I have fallen in love in more ways than you can imagine. I have felt the warmth you feel when you see people you care for, grateful they are a part of your life and excited for what is to come. I have gone out to weekend dinners and ended the night on a complete high, the adrenaline rush that floods you when you just click with someone — maybe you knew each other on another timeline, somewhere, somehow. I have experienced the butterflies you feel when you are excited to be around someone, hoping you can know them for years to come. There is a love that consumes me but it is not the one that you think, a love that is overlooked in movies and literature and in the modern world.

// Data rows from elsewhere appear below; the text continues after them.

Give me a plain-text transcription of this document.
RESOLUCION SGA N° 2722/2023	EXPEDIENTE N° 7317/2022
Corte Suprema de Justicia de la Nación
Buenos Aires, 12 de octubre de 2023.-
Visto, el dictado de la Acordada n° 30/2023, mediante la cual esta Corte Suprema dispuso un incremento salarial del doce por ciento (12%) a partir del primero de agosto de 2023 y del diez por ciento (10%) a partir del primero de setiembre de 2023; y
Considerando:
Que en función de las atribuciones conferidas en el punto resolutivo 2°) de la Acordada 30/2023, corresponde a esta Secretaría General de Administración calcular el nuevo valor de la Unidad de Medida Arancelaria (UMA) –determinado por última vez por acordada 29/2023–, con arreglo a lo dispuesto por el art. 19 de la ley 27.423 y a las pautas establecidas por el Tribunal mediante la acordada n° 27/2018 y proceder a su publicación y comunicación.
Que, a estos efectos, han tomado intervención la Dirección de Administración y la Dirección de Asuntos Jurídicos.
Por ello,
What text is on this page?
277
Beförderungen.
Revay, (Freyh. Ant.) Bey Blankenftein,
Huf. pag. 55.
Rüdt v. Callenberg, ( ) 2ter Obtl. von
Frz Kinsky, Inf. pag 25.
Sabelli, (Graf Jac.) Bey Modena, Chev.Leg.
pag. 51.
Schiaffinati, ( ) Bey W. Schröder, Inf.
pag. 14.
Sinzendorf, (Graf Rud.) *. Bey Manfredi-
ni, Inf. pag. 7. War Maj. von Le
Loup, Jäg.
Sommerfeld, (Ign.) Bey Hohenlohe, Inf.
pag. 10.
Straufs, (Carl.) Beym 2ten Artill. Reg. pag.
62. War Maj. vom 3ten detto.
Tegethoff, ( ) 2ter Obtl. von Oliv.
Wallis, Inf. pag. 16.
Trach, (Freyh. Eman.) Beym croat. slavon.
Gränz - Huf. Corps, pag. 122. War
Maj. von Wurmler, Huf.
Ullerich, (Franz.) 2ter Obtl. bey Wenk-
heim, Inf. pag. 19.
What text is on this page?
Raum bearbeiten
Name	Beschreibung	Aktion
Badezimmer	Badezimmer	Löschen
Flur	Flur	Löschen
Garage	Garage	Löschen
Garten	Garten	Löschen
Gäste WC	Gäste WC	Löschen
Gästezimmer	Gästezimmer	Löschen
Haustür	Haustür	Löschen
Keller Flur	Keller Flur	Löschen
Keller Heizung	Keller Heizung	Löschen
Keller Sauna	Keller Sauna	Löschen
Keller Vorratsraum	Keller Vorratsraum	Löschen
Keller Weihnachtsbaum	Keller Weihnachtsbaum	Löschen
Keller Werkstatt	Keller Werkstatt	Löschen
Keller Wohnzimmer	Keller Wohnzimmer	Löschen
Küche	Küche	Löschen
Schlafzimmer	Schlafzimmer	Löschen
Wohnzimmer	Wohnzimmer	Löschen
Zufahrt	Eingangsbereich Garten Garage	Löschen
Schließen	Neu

I have fallen in love with friendship, the afternoon brunches spent laughing about anything and everything. I have fallen in love with the light conversations and the hours I can spend forgetting about the world around me, like time doesn't exist anymore. I have fallen in love with the inside jokes and the shopping dates and the music concerts with people I feel completely at ease with — moments that I will remember forever. I enjoy the rush of meeting new people, the mundane small talk that eventually leads to something bigger.
Love is real because my friends exist.
On the 14th of February, the world places romantic love on a pedestal. There are pink cards with red hearts on them, plastered with sweet nothings. Everybody seems to be buying chocolate covered strawberries and restaurants are fully booked — a day filled with grandeur and anticipation. It is a day that I have glossed over for the most part, barely acknowledged in my yearly calendar because I have not yet met somebody I want to buy a cliché card for. I mean, have you seen the dating pool these days? But I have decided to celebrate it this year for one reason and one reason only.
The friends I have met in the last year have changed my life. I am surrounded by people who genuinely love and care and respect me, who I can go on spontaneous movie trips with and text if I am ever having a questionable day. They are funny and warm and kind and it is a travesty if I do not celebrate it. We are conditioned to believe that romantic love is the most important facet of our being, that it is the ultimate form of fulfilment — the only way that someone can truly know you. But I feel seen and heard and appreciated by my friends and they have proved to me time and time again that they care about me. Who would I be if I just ignored that? If I only focused on romantic affection?
I have been invited to dinner by one of my really good friends next week. She is the most welcoming person I know, always asking me to events and bringing me keepsakes from when she is abroad. I have met so many people like this in the past year — sweet and attentive and always making an effort. We will probably spend the entire evening playing board games, hours that will move quickly because time always moves quickly when I am with my friends. I have spent far too long under-appreciating the people who truly make my life magical, and that’s all going to stop now.
My friends make me feel like love is possible for me. They make me feel like love is real and alive and flourishing. They see me for who I am, tell me that I am funny and interesting and intelligent, always uplifting me in times of need. They tell me that I am pretty but that it’s the least important thing about me, that I am so much more than my appearance — they know the right things to say and the 14th of February will always be dedicated to them. First and foremost.
Love exists in so many different forms. I know I say it a lot on my Substack, but it’s a message I really want to convey. You are loved in a multitude of ways, there are so many people who care about you and appreciate you. Sometimes it exists in the smallest acts — I bought a book the other day and the cashier gave me a complimentary key ring, one that matches the book completely. These sorts of moments matter. Look for them in your everyday life when you feel like you are invisible to the world.
You are part of something bigger — love is, and has been, all around you.